Rate Limiting in C# (Part 1): Fixed Window Algorithm Explained with Real-World Edge Cases
Sagar PanwarRate limiting is one of the most critical components in backend systems. It protects APIs from abuse, ensures fair usage, and stabilizes systems under load.
In this series, we’ll go beyond theory and implement rate limiters in C#, while also understanding the real-world problems engineers face in production systems.
This is Part 1, where we’ll explore the Fixed Window Counter algorithm.
What is Rate Limiting?
Rate limiting controls how many requests a client can make in a given time window.
Example:
- 100 requests per minute
- 10 requests per second
Without rate limiting:
- APIs can be abused
- Systems can crash
- Resources can be exhausted
Fixed Window Algorithm (Basic Idea)
The fixed window algorithm is the simplest rate limiter:
- Count requests within a fixed time window
- Reset the counter after the window expires
C# Implementation
Here’s the implementation you wrote:
Checkout github for code – https://github.com/sagarpanwarwork/RateLimitPlayground
class FixedWindowRateLimiter
{
private readonly int _limit;
private readonly TimeSpan _windowSize;
private int _count;
private DateTime _windowStart;
public FixedWindowRateLimiter(int limit, TimeSpan windowSize)
{
_limit = limit;
_windowSize = windowSize;
_windowStart = DateTime.UtcNow;
_count = 0;
}
public bool AllowRequest()
{
var now = DateTime.UtcNow;
if (now - _windowStart >= _windowSize)
{
_windowStart = now;
_count = 0;
}
if (_count < _limit)
{
_count++;
return true;
}
return false;
}
}
Testing the Rate Limiter
var limiter = new FixedWindowRateLimiter(3, TimeSpan.FromSeconds(10));
for (int i = 1; i <= 1000; i++)
{
Console.WriteLine($"Request {i}: {limiter.AllowRequest()}");
}
Real-World Problems (IMPORTANT)
This is where most tutorials stop.

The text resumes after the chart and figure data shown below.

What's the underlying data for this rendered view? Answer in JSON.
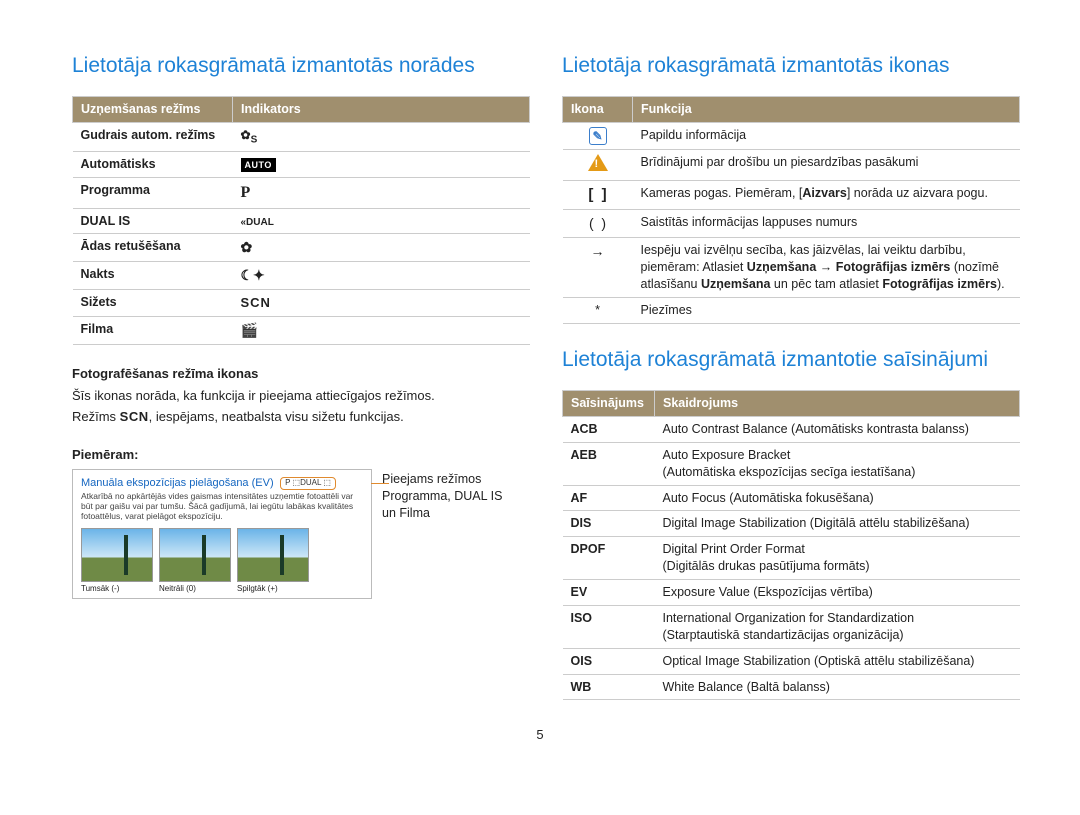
{
  "page_number": "5",
  "left": {
    "title": "Lietotāja rokasgrāmatā izmantotās norādes",
    "table1": {
      "headers": [
        "Uzņemšanas režīms",
        "Indikators"
      ],
      "rows": [
        {
          "mode": "Gudrais autom. režīms",
          "icon": "smart",
          "icon_text": "S"
        },
        {
          "mode": "Automātisks",
          "icon": "auto",
          "icon_text": "AUTO"
        },
        {
          "mode": "Programma",
          "icon": "p",
          "icon_text": "P"
        },
        {
          "mode": "DUAL IS",
          "icon": "dual",
          "icon_text": "DUAL"
        },
        {
          "mode": "Ādas retušēšana",
          "icon": "face",
          "icon_text": "✿"
        },
        {
          "mode": "Nakts",
          "icon": "night",
          "icon_text": "☾"
        },
        {
          "mode": "Sižets",
          "icon": "scn",
          "icon_text": "SCN"
        },
        {
          "mode": "Filma",
          "icon": "film",
          "icon_text": "🎬"
        }
      ]
    },
    "sub1_title": "Fotografēšanas režīma ikonas",
    "sub1_text_a": "Šīs ikonas norāda, ka funkcija ir pieejama attiecīgajos režīmos.",
    "sub1_text_b_pre": "Režīms ",
    "sub1_text_b_scn": "SCN",
    "sub1_text_b_post": ", iespējams, neatbalsta visu sižetu funkcijas.",
    "example_label": "Piemēram:",
    "example_title": "Manuāla ekspozīcijas pielāgošana (EV)",
    "example_desc": "Atkarībā no apkārtējās vides gaismas intensitātes uzņemtie fotoattēli var būt par gaišu vai par tumšu. Šācā gadījumā, lai iegūtu labākas kvalitātes fotoattēlus, varat pielāgot ekspozīciju.",
    "example_badge": "P ⬚DUAL ⬚",
    "thumbs": [
      {
        "label": "Tumsāk (-)"
      },
      {
        "label": "Neitrāli (0)"
      },
      {
        "label": "Spilgtāk (+)"
      }
    ],
    "example_side_l1": "Pieejams režīmos",
    "example_side_l2": "Programma, DUAL IS",
    "example_side_l3": "un Filma"
  },
  "right": {
    "title_icons": "Lietotāja rokasgrāmatā izmantotās ikonas",
    "table2": {
      "headers": [
        "Ikona",
        "Funkcija"
      ],
      "rows": [
        {
          "icon": "note",
          "text": "Papildu informācija"
        },
        {
          "icon": "warn",
          "text": "Brīdinājumi par drošību un piesardzības pasākumi"
        },
        {
          "icon": "bracket",
          "html": "Kameras pogas. Piemēram, [<b>Aizvars</b>] norāda uz aizvara pogu."
        },
        {
          "icon": "paren",
          "text": "Saistītās informācijas lappuses numurs"
        },
        {
          "icon": "arrow",
          "html": "Iespēju vai izvēlņu secība, kas jāizvēlas, lai veiktu darbību, piemēram: Atlasiet <b>Uzņemšana</b> → <b>Fotogrāfijas izmērs</b> (nozīmē atlasīšanu <b>Uzņemšana</b> un pēc tam atlasiet <b>Fotogrāfijas izmērs</b>)."
        },
        {
          "icon": "star",
          "text": "Piezīmes"
        }
      ]
    },
    "title_abbr": "Lietotāja rokasgrāmatā izmantotie saīsinājumi",
    "table3": {
      "headers": [
        "Saīsinājums",
        "Skaidrojums"
      ],
      "rows": [
        {
          "abbr": "ACB",
          "desc": "Auto Contrast Balance (Automātisks kontrasta balanss)"
        },
        {
          "abbr": "AEB",
          "desc": "Auto Exposure Bracket\n(Automātiska ekspozīcijas secīga iestatīšana)"
        },
        {
          "abbr": "AF",
          "desc": "Auto Focus (Automātiska fokusēšana)"
        },
        {
          "abbr": "DIS",
          "desc": "Digital Image Stabilization (Digitālā attēlu stabilizēšana)"
        },
        {
          "abbr": "DPOF",
          "desc": "Digital Print Order Format\n(Digitālās drukas pasūtījuma formāts)"
        },
        {
          "abbr": "EV",
          "desc": "Exposure Value (Ekspozīcijas vērtība)"
        },
        {
          "abbr": "ISO",
          "desc": "International Organization for Standardization\n(Starptautiskā standartizācijas organizācija)"
        },
        {
          "abbr": "OIS",
          "desc": "Optical Image Stabilization (Optiskā attēlu stabilizēšana)"
        },
        {
          "abbr": "WB",
          "desc": "White Balance (Baltā balanss)"
        }
      ]
    }
  },
  "colors": {
    "heading": "#1e82d6",
    "th_bg": "#a08f6e",
    "th_fg": "#ffffff",
    "border": "#cccccc",
    "callout": "#e08a2e"
  }
}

But real systems fail here.
Let’s go deeper.
Edge Case 1 — Boundary Burst Problem
This is the biggest flaw in fixed window rate limiting.
Scenario:
- Limit: 3 requests / 10 seconds
User sends:
- 3 requests at 9.9 sec
- 3 requests at 10.1 sec
Total = 6 requests in ~0.2 seconds
Why this happens:
Because the counter resets abruptly at window boundary.
Impact:
- Traffic spikes
- API overload
- Unfair usage
Edge Case 2 — Clock Precision
You’re using:
DateTime.UtcNow
Problem:
- Not monotonic
- Can change due to system clock sync
- Low precision in high-frequency systems
Real-world issue:
- Requests may fall into wrong window
- Inconsistent behavior
Better approach:
Use:
Stopwatch(monotonic time)- Or high-resolution timers
Edge Case 3 — Multi-threading (VERY IMPORTANT)
Your current code:
_count++;
Problem:
This is NOT thread-safe.
Scenario:
Multiple requests hit at same time:
- Thread A reads
_count = 2 - Thread B reads
_count = 2 - Both increment →
_count = 3(expected 4)
👉 Race condition
Impact:
- More requests allowed than limit
- Security issue
Fix (basic):
lock (this)
{
if (_count < _limit)
{
_count++;
return true;
}
}
Better approach:
Use:
Interlocked.Increment(ref _count);
Edge Case 4 — Per-User vs Global Limiter
Your limiter is:
var limiter = new FixedWindowRateLimiter(...)
This is global limiter
Problem:
One user can consume entire quota.
Real-world requirement:
You need per-user rate limiting
Solution:
Use dictionary:
Dictionary<string, FixedWindowRateLimiter>
Key = userId / IP
Example:
- User A → 3 requests allowed
- User B → 3 requests allowed
Edge Case 5 — Window Alignment Problem
Current logic:
_windowStart = now;
Problem:
Each user has a different window start.
Result:
- No consistent boundaries
- Hard to debug
- Inconsistent throttling
Better approach:
Align windows:
var alignedWindow = now.Ticks / _windowSize.Ticks;
👉 This ensures:
- Fixed global windows
- Predictable behavior
Summary of Fixed Window Problems
| Issue | Impact |
|---|---|
| Boundary burst | Traffic spikes |
| Clock precision | Inconsistent behavior |
| Multi-threading | Race conditions |
| Global limiter | Unfair usage |
| Window alignment | Unpredictable limits |
When Should You Use Fixed Window?
Use it when:
✔ Simplicity is priority
✔ Low traffic system
✔ Not highly critical
Avoid when:
❌ High concurrency
❌ Financial systems
❌ Public APIs
Final Thought
Most developers implement rate limiting like this and stop.
Real engineers ask:
“What breaks in production?”
If you understand these edge cases, you’re not just coding—you’re designing systems.